In short, because we care about who will be on top. But dominance hierarchies are nothing more than a particular trick to allow troops of cooperative animals with aggressive tendencies toward each other, born of internal competition for mates and food, to avoid constant fighting by agreeing on who will be on top. would do win, where a fight for priority breaks out. In other words, such hierarchies may simply be a trick for half-intelligent monkeys, not a universal law of nature.

AI models may have considerable intelligence, just like human brains, but they are not apes competing for status.
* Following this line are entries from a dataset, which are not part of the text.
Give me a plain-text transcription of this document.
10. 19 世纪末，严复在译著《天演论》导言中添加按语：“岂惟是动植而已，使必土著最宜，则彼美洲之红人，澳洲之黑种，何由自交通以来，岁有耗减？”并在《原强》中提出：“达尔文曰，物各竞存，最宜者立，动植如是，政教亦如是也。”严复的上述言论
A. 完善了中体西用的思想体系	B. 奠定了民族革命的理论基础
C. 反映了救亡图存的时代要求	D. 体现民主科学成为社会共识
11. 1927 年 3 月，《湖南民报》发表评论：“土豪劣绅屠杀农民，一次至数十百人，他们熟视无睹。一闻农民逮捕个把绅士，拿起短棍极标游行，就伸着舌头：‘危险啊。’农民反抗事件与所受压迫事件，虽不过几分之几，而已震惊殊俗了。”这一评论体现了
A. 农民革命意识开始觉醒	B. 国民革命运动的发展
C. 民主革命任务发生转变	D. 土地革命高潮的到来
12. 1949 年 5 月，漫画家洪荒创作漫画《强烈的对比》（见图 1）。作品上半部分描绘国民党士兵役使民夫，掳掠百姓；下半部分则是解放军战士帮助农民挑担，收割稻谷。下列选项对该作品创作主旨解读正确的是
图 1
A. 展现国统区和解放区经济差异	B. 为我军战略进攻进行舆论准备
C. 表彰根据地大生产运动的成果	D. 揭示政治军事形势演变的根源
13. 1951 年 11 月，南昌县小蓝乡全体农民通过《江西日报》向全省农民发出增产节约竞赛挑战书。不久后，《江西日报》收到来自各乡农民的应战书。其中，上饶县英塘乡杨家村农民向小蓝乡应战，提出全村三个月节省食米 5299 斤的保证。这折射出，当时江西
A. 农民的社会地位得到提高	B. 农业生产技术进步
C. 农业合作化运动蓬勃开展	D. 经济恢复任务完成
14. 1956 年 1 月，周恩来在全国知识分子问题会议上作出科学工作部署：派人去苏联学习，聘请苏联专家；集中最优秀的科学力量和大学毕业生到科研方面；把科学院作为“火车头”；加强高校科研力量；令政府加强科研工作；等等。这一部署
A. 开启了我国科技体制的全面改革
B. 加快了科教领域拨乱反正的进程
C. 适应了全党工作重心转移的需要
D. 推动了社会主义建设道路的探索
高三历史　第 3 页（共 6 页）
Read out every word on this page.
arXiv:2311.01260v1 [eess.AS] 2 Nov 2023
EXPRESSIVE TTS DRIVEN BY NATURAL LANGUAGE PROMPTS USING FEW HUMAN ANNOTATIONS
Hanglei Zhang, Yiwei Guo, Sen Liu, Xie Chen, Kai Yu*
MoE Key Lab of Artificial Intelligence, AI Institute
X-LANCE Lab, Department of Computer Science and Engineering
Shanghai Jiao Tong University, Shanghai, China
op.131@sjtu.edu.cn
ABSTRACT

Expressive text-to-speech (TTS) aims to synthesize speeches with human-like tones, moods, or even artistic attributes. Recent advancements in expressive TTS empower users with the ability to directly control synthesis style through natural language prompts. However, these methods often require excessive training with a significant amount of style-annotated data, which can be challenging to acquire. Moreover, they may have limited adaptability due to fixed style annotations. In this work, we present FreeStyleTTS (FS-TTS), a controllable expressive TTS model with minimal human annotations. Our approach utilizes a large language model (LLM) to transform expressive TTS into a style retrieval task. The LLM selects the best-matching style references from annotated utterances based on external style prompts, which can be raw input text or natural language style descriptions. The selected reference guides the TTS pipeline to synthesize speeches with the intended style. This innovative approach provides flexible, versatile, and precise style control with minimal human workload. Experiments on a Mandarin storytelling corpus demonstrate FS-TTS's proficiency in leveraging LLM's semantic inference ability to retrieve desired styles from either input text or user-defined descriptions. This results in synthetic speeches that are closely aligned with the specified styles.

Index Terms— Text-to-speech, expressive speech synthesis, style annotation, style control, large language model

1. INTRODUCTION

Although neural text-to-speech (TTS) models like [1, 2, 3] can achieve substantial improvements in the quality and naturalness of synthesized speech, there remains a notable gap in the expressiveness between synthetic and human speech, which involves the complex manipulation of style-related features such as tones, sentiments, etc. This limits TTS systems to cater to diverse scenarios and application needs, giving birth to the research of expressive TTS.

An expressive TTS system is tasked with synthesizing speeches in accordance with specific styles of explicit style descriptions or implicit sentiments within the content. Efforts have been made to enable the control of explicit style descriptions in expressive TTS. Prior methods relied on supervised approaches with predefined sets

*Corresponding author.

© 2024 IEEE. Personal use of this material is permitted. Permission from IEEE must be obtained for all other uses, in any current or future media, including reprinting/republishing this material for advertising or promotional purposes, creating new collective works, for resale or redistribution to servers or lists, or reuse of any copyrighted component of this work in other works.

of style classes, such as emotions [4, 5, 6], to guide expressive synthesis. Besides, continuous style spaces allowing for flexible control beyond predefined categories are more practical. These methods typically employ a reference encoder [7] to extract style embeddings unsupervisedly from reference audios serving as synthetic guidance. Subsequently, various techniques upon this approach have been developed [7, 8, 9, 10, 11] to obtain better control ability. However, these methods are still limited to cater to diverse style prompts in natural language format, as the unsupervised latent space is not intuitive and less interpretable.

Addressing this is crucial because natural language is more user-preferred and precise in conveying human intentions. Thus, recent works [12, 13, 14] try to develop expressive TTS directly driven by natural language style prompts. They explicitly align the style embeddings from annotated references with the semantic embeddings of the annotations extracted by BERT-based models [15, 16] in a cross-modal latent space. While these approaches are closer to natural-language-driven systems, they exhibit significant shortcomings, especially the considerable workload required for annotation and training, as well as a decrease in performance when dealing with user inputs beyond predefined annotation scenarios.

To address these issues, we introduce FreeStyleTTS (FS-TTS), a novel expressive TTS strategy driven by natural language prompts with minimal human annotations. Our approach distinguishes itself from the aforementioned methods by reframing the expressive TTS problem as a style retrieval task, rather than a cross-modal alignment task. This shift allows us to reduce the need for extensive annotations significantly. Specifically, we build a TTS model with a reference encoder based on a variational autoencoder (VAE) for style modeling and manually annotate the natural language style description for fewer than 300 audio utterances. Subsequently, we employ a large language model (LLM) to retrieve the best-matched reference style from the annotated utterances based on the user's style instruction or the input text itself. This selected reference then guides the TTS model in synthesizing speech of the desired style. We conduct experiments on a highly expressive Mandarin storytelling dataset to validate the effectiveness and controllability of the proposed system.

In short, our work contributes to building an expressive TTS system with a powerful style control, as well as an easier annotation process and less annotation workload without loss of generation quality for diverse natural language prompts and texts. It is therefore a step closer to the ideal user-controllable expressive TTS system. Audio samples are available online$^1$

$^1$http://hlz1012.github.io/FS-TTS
As products of high human technology, they depend on people, wheat, cows, and human culture in general to an even greater degree than Homo sapiens did. They are not plotting to eat our food or steal our romantic partners. They depend on us; we may come to depend on them just as deeply. Yet concerns about dominance hierarchy have shadowed AI development from the beginning.

The term “robot”, introduced by Karel Çapek in his 1920 work Rossum’s Universal Robots, comes from the Czech word for forced labor, robotNearly a century later, a respected AI ethicist titled an article Robots Should Be Slaves, and although she later regretted her choice of words, the debate over robots continues to revolve around domination. AI doomsayers now worry about the possibility of humans being enslaved or exterminated by superintelligent robots. On the other hand, AI deniers believe that computers are, by definition, incapable of any agency, but are merely tools that humans use to dominate one another. Both perspectives rely on zero-sum, us-versus-them thinking.
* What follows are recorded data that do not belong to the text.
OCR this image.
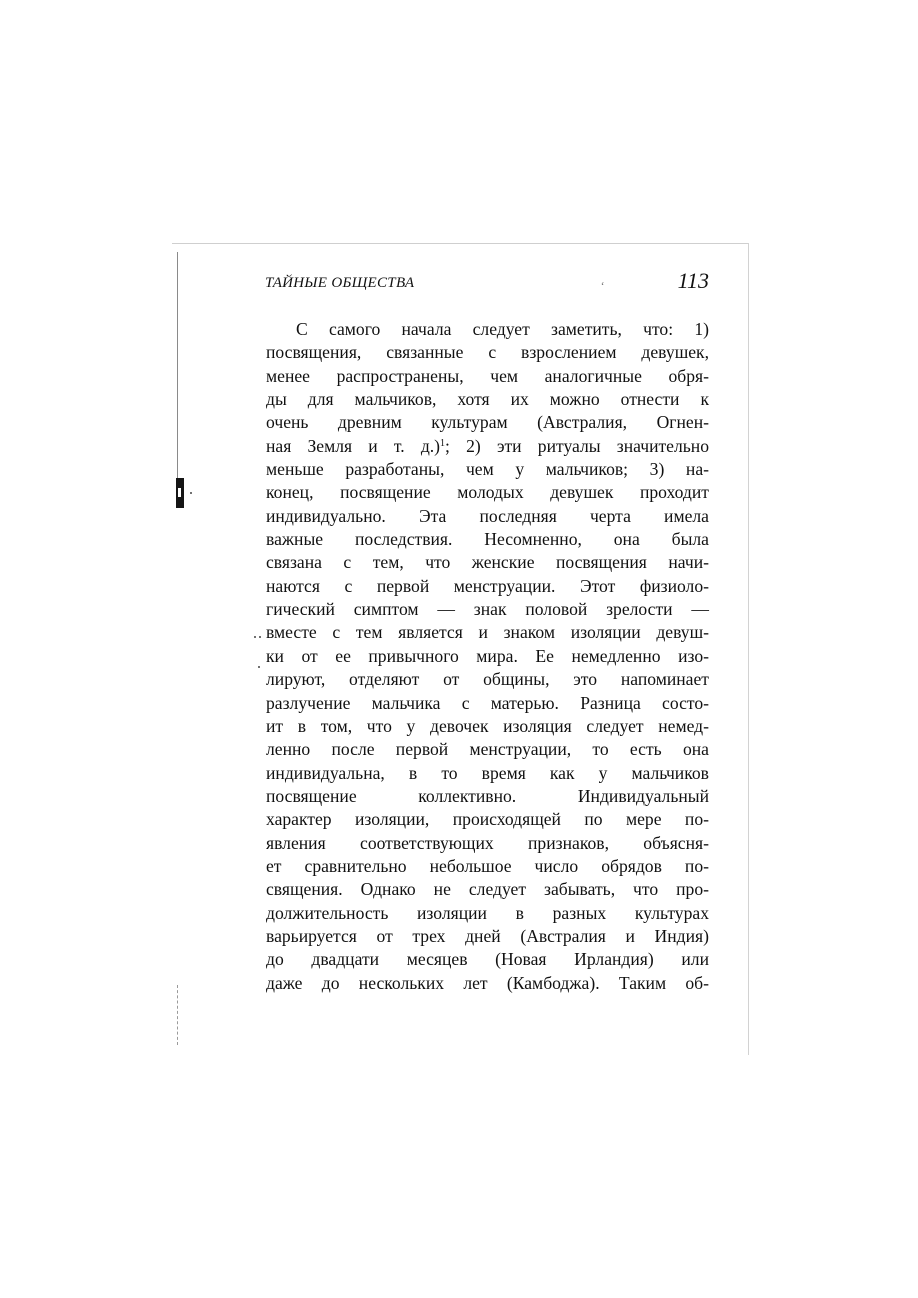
ТАЙНЫЕ ОБЩЕСТВА	ʻ	113
С самого начала следует заметить, что: 1)
посвящения, связанные с взрослением девушек,
менее распространены, чем аналогичные обря-
ды для мальчиков, хотя их можно отнести к
очень древним культурам (Австралия, Огнен-
ная Земля и т. д.)$^1$; 2) эти ритуалы значительно
меньше разработаны, чем у мальчиков; 3) на-
конец, посвящение молодых девушек проходит
индивидуально. Эта последняя черта имела
важные последствия. Несомненно, она была
связана с тем, что женские посвящения начи-
наются с первой менструации. Этот физиоло-
гический симптом — знак половой зрелости —
вместе с тем является и знаком изоляции девуш-
ки от ее привычного мира. Ее немедленно изо-
лируют, отделяют от общины, это напоминает
разлучение мальчика с матерью. Разница состо-
ит в том, что у девочек изоляция следует немед-
ленно после первой менструации, то есть она
индивидуальна, в то время как у мальчиков
посвящение коллективно. Индивидуальный
характер изоляции, происходящей по мере по-
явления соответствующих признаков, объясня-
ет сравнительно небольшое число обрядов по-
священия. Однако не следует забывать, что про-
должительность изоляции в разных культурах
варьируется от трех дней (Австралия и Индия)
до двадцати месяцев (Новая Ирландия) или
даже до нескольких лет (Камбоджа). Таким об-
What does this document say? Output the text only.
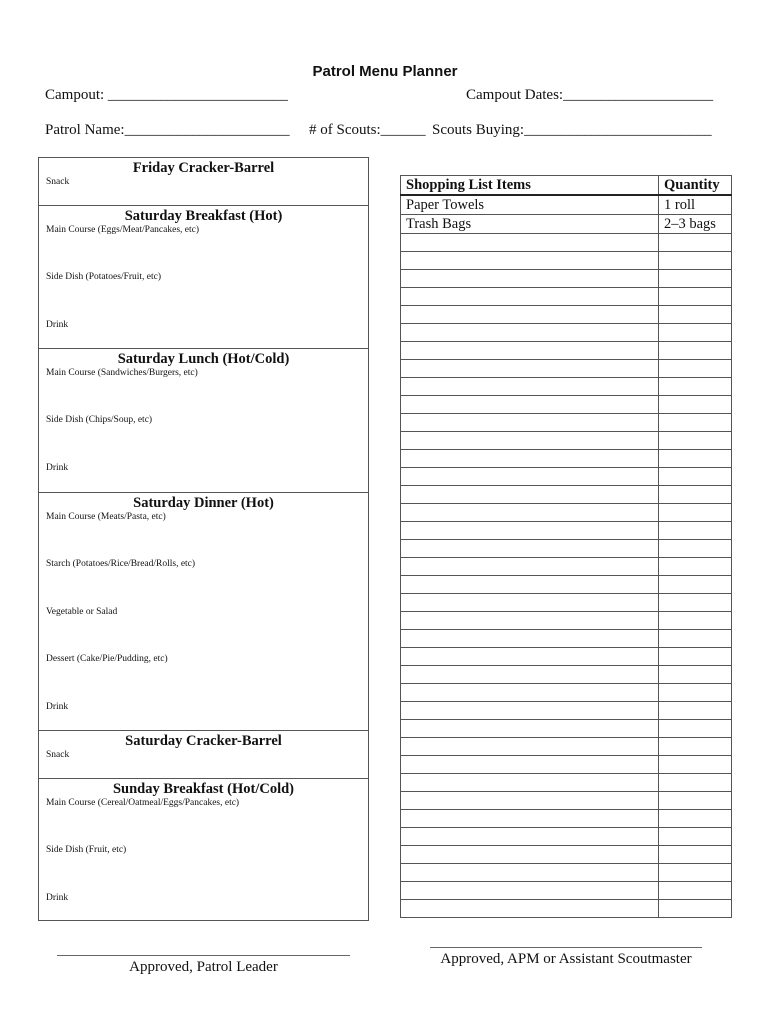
Patrol Menu Planner
Campout: ________________________	Campout Dates:____________________
Patrol Name:______________________ # of Scouts:______ Scouts Buying:_________________________
Friday Cracker-Barrel
Snack
Saturday Breakfast (Hot)
Main Course (Eggs/Meat/Pancakes, etc)
Side Dish (Potatoes/Fruit, etc)
Drink
Saturday Lunch (Hot/Cold)
Main Course (Sandwiches/Burgers, etc)
Side Dish (Chips/Soup, etc)
Drink
Saturday Dinner (Hot)
Main Course (Meats/Pasta, etc)
Starch (Potatoes/Rice/Bread/Rolls, etc)
Vegetable or Salad
Dessert (Cake/Pie/Pudding, etc)
Drink
Saturday Cracker-Barrel
Snack
Sunday Breakfast (Hot/Cold)
Main Course (Cereal/Oatmeal/Eggs/Pancakes, etc)
Side Dish (Fruit, etc)
Drink
Shopping List Items	Quantity
Paper Towels	1 roll
Trash Bags	2–3 bags

Approved, Patrol Leader	Approved, APM or Assistant Scoutmaster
Many labs are currently developing AI agents. They will become commonplace in the coming years, not because robots are “taking over,” but because a cooperative agent can be much more useful, both to humans and to human society, than a mindless agent. Robot.

If there is any threat to our social order, it comes not from robots, but from inequalities between human beings. Too many of us have not yet grasped that we are interdependent. We are all involved in this: humans, animals, plants and machines alike.